楽隊のうさぎ

今日、以前吹奏楽界でも話題になった小説である「楽隊のうさぎ」を購入しました。

楽隊のうさぎ (新潮文庫)

楽隊のうさぎ (新潮文庫)

まださわりしか読んでませんが、ここまでの話を。

この小説ですが、時は1996年*1、全国大会(=普門館)を目指すようなレベルの中学校に、ふとしたきっかけで入部し、パーカッションに配属されてしまった、引っ込み思案の男の子が主人公の小説です。
全国大会を目指すレベルの中学校という点を除けば、どこにでもありそうな中学校の、どこにでも居そうな吹奏楽部の男子部員の心の動きが描写されており、なかなか面白そうな小説でした。
読み進めていくうちに、私自身の中学校時代の思い出や、はじめて吹奏楽部の部室で楽器に触れた日の思い出、はじめて出場したコンクールの思い出が脳裏をよぎりました。
 
さて、この中学校がこの年(1996年)のコンクール出場曲として選んだのが、課題曲5番「交響的譚詩〜吹奏楽のための」(露木正登)と、「ハンガリー民謡『くじゃく』による変奏曲」(コダーイ)でした。 中学生が譚詩に孔雀か! さすが全国レベルの学校は違うぜ!
それにしても譚詩ですよ、譚詩。公共的端子!(違うっ) クラリネットが難しすぎ! ソロまであるし! だからこの年の部長がクラリネットという設定なのか?
「だいたい課題曲の曲名からして、克久には読めなかった*2」との記述もありますが、当時大学生だった私も、はじめは「譚詩」を何と読むかわかりませんでしたし。それにしてもP104からの交響的譚詩の描写には、あたかも目の前で交響的譚詩が演奏されているかのような息を呑む思いがしました。やっぱり小説家は文章を書くプロですよね。
 
ちなみにこの年の課題曲はどんなんだったかと調べてみると。

  • 課題曲1 「管楽器のためのソナタ」(伊藤康英)
  • 課題曲2 般若(松浦欣也)
  • 課題曲3 クロマティック・プリズム(松尾善雄)
  • 課題曲4 はるか、大地へ(上岡洋一)
  • 課題曲5 交響的譚詩〜吹奏楽のための(露木正登)

、、、あの年だったのね、譚詩の年って。「楽器を始めて1〜2年(以下略」という、いまどきの生ぬるい課題曲が霞んで見えるような激しい陣容です。
ちなみに私の入っていた楽団は5の「交響的譚詩」を演奏したのですが、いま私がこの中から一曲だけ選ぶのだったら、4の「はるか、大地へ」を選択したいなぁ。
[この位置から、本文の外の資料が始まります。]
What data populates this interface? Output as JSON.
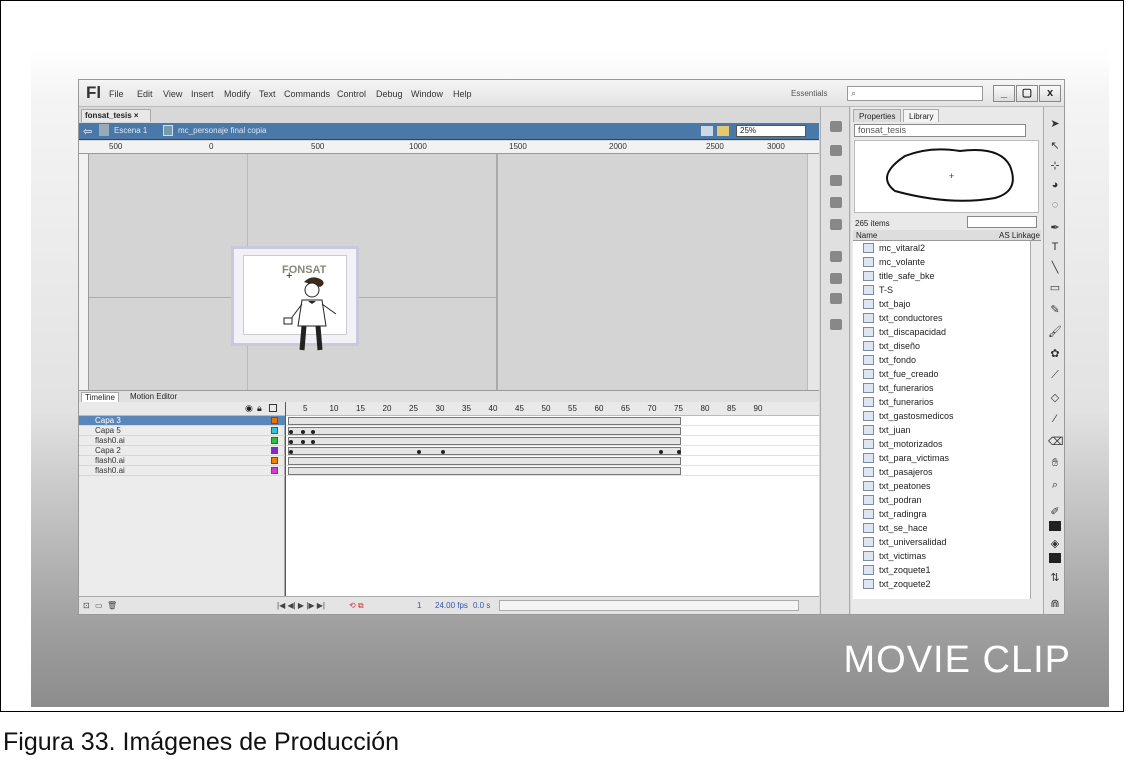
{
  "app": {
    "logo": "Fl",
    "menus": [
      "File",
      "Edit",
      "View",
      "Insert",
      "Modify",
      "Text",
      "Commands",
      "Control",
      "Debug",
      "Window",
      "Help"
    ],
    "workspace": "Essentials",
    "search_placeholder": "⌕"
  },
  "window_buttons": [
    "_",
    "▢",
    "x"
  ],
  "document": {
    "tab": "fonsat_tesis ×",
    "scene": "Escena 1",
    "symbol": "mc_personaje final copia",
    "zoom": "25%"
  },
  "ruler": [
    "500",
    "0",
    "500",
    "1000",
    "1500",
    "2000",
    "2500",
    "3000"
  ],
  "stage": {
    "watermark": "FONSAT"
  },
  "timeline": {
    "tabs": [
      "Timeline",
      "Motion Editor"
    ],
    "frame_numbers": [
      "5",
      "10",
      "15",
      "20",
      "25",
      "30",
      "35",
      "40",
      "45",
      "50",
      "55",
      "60",
      "65",
      "70",
      "75",
      "80",
      "85",
      "90"
    ],
    "layers": [
      {
        "name": "Capa 3",
        "color": "#f07000",
        "selected": true
      },
      {
        "name": "Capa 5",
        "color": "#40c0d0"
      },
      {
        "name": "flash0.ai",
        "color": "#30c040"
      },
      {
        "name": "Capa 2",
        "color": "#8030c0"
      },
      {
        "name": "flash0.ai",
        "color": "#f08000"
      },
      {
        "name": "flash0.ai",
        "color": "#d040d0"
      }
    ],
    "status": {
      "frame": "1",
      "fps": "24.00 fps",
      "time": "0.0 s"
    }
  },
  "library": {
    "tabs": [
      "Properties",
      "Library"
    ],
    "file": "fonsat_tesis",
    "count": "265 items",
    "columns": [
      "Name",
      "AS Linkage"
    ],
    "items": [
      "mc_vitaral2",
      "mc_volante",
      "title_safe_bke",
      "T-S",
      "txt_bajo",
      "txt_conductores",
      "txt_discapacidad",
      "txt_diseño",
      "txt_fondo",
      "txt_fue_creado",
      "txt_funerarios",
      "txt_funerarios",
      "txt_gastosmedicos",
      "txt_juan",
      "txt_motorizados",
      "txt_para_victimas",
      "txt_pasajeros",
      "txt_peatones",
      "txt_podran",
      "txt_radingra",
      "txt_se_hace",
      "txt_universalidad",
      "txt_victimas",
      "txt_zoquete1",
      "txt_zoquete2"
    ]
  },
  "slide_title": "MOVIE CLIP",
  "caption": "Figura 33. Imágenes de Producción"
}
RPG系な曲調が好きだし。

ちなみに、うちの奥様の入っていた楽団は3の「クロマティック・プリズム」を演奏したそうです。さらに余談ですが、この年は私の入っていた楽団とうちの奥さんの楽団とが同じ自由曲(「舞踏組曲(バルトーク)」)を演奏したそうです。ちなみに私の担当楽器はアルトクラ、うちの奥さんの担当楽器もアルトクラ。
・・・・・・・・・・夫婦揃って「アルトクラ」とは、また微妙。いやぁ、「運命の赤い糸」って本当に存在するんですね(ぉ

というわけで大幅に脱線してしまいましたが、小説はまだまだ続くみたいなので、明日も車内で読書をしよう。